Mayoral aide Ron Johnson and Sandra Glaves-Morgan of the Human Resources Administration were summoned to testify in late December and will likely be called again in mid-January. If they fail to appear, the council will hold them in contempt and take the case to a state judge, who could decide to fine or oth-erwise sanction them.
The measure–sponsored by HIV-positive Chelsea Democrat Tom Duane–would codify the continued existence of the Division of AIDS Services and create a bill of rights for AIDS patients. For the first time, the city would have to list available services, tell PWA’s how long it will take for benefits to take effect, and inform Department of AIDS Services WAS) clients of their right to review their case file.
The Duane bill would also make the city start tracking the number of AIDS clients who have applied for apartment rental subsidies.
Duane introduced the bill to respond to what he called the attempted “dismantling” of DAS, the one agency where AIDS patients come to access all their benefits. The Giuliani administration considered eliminating the agency in 1994 and many advocates believe he is still planning to fold it back into income support services. Giuliani opposes the council measure.
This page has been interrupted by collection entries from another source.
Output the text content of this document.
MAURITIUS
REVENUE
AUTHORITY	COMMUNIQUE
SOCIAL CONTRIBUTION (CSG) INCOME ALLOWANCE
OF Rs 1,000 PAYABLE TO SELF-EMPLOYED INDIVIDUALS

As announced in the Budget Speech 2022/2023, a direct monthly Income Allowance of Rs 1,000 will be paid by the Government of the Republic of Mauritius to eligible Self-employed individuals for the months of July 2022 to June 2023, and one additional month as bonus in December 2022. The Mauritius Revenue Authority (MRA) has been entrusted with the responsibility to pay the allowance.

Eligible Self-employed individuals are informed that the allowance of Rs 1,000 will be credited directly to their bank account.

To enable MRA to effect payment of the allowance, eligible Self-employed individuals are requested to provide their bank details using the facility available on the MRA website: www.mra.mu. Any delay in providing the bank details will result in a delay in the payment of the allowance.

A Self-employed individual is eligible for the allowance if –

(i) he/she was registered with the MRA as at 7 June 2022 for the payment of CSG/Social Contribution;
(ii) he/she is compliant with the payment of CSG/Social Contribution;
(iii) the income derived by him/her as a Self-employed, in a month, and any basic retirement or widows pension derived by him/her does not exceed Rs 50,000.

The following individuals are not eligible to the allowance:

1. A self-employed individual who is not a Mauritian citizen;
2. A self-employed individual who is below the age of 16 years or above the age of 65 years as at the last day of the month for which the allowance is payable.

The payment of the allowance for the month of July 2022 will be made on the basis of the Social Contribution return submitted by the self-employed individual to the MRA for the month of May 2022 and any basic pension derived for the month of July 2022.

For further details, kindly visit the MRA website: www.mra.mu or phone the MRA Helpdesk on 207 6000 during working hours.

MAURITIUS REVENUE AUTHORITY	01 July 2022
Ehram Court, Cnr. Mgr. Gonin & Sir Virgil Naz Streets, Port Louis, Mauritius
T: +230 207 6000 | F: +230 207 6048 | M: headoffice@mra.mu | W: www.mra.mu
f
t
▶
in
Under a 1995 restructuring of the agency, individual caseworkers have no individual responsibility for any given client. In testimony before DiBrienza’s committee several clients said the new system has left them at the mercy of complicated, often hostile social service bureaucracies.
“Yesterday, without warning, my food stamps were eliminated,” said Michelle Lopez, a DAS client. “My DAS worker told me that it was a systemic problem….What am I supposed to tell my kids?”
Duane’s bill has 27 co-sponsors and the apparent support of Council Speaker Peter Vallone. Still, it is unclear if the measure will net the 34 votes needed to override the inevitable Giuliani veto.
HRA spokesperson Renelda Higgins said she had no idea if Johnson or Glaves Morgan would show up at the next DiBrienza committee meeting. “We didn’t come because we did not have the most recent copy of the bill,” she said.